Andrew Butler

Ph.D., University of Auckland

Department: Pharmacological & Physiological Science

Academic Rank: Professor

Phone: 314-977-6425 Fax:

E-mail: butleraa@slu.edu

Lab Web Page Links: http://medschool.slu.edu/pharmphys/index.php?page=Andrew-A-Butler-Ph-D

 

Primary Area of Cardiovascular Research Interest

Nutrient sensing mechanisms and the role of these systems in diabetes and cardiovascular disease Neural “nutrient sensing networks” control ingestive behaviors and metabolism to maintain metabolic homeostasis and a healthy body weight. The central nervous melanocortin system is a critical component of this network. Mutations that impair the activity of this system cause a hyperphagic obesity syndrome in humans, suggesting that it may be a target for developing treatment for obesity and associated metabolic diseases. Our group uses genetically modified mice to investigate the role of melanocortin receptors in maintaining metabolic homeostasis.
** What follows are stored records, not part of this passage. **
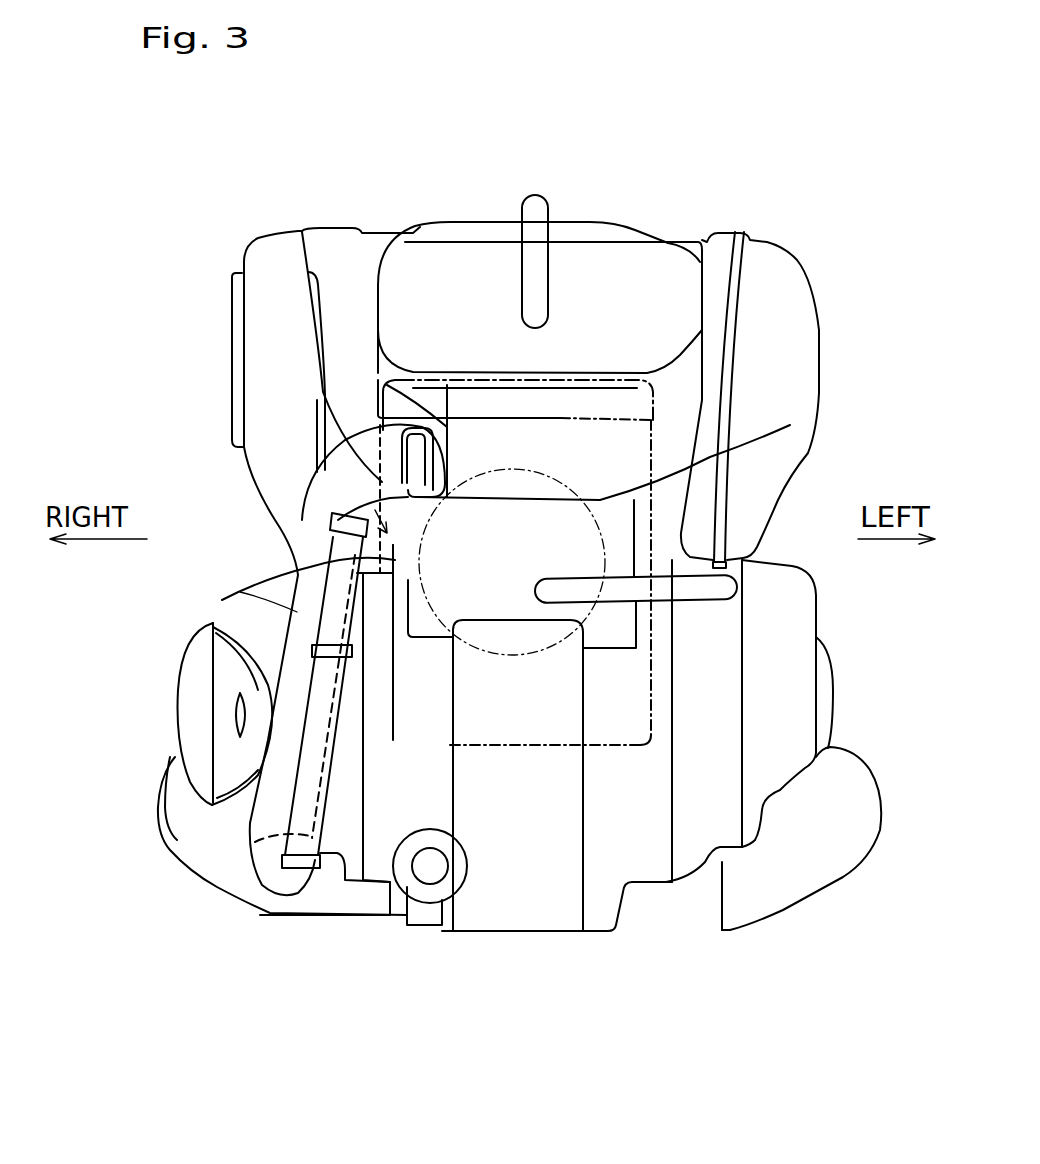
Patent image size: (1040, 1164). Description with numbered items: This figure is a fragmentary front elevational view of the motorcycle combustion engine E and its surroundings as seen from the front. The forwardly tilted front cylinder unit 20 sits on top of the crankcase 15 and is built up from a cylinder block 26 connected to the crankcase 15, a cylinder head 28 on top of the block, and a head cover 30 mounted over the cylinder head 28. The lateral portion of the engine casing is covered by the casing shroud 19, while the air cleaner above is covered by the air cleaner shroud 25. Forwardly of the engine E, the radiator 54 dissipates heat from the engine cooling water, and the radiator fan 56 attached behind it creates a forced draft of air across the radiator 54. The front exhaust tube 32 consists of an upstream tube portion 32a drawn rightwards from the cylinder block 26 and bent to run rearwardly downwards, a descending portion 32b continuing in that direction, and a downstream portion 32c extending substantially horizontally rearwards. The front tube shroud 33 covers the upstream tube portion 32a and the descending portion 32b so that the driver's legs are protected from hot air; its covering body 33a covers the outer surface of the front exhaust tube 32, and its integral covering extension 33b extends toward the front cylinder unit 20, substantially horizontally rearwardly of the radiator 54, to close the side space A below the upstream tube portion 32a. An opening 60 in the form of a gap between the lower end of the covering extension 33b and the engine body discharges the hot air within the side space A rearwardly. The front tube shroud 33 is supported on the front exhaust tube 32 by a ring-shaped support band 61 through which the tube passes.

The motorcycle combustion engine E is at (680, 240).
The crankcase 15 is at (546, 895).
The casing shroud 19 is at (220, 708).
The front cylinder unit 20 is at (882, 314).
The air cleaner shroud 25 is at (260, 313).
The cylinder block 26 is at (660, 520).
The cylinder head 28 is at (660, 447).
The head cover 30 is at (665, 338).
The front exhaust tube 32 is at (337, 810).
The upstream tube portion 32a is at (385, 432).
The descending portion 32b is at (323, 680).
The downstream portion 32c is at (235, 883).
The front tube shroud 33 is at (240, 592).
The covering body 33a is at (297, 630).
The covering extension 33b is at (335, 512).
The radiator 54 is at (650, 692).
The radiator fan 56 is at (607, 560).
The opening 60 is at (373, 570).
The support band 61 is at (293, 883).
The side space A is at (368, 485).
We are mainly interested in the melanocortin-3 receptor (MC3Rs), a poorly understood component of the central nervous melanocortin system. Our results suggest MC3Rs play an essential role in adapting ingestive behaviors and metabolism to nutrient scarcity. During our investigations of melanocortin receptor deficient mice, we identified a new peptide hormone (adropin) that is involved in metabolic homeostasis. Plasma levels of adropin are regulated by food intake and dietary macronutrients. Our data suggests adropin plays a role in regulating fuel selection (fats or glucose). Significantly, low plasma levels of adropin in humans may be a risk factor for the metabolic diseases with insulin resistance as a defining feature that are associated with obesity. This novel hormone may therefore be a promising lead in the development of new therapies for type 2 diabetes.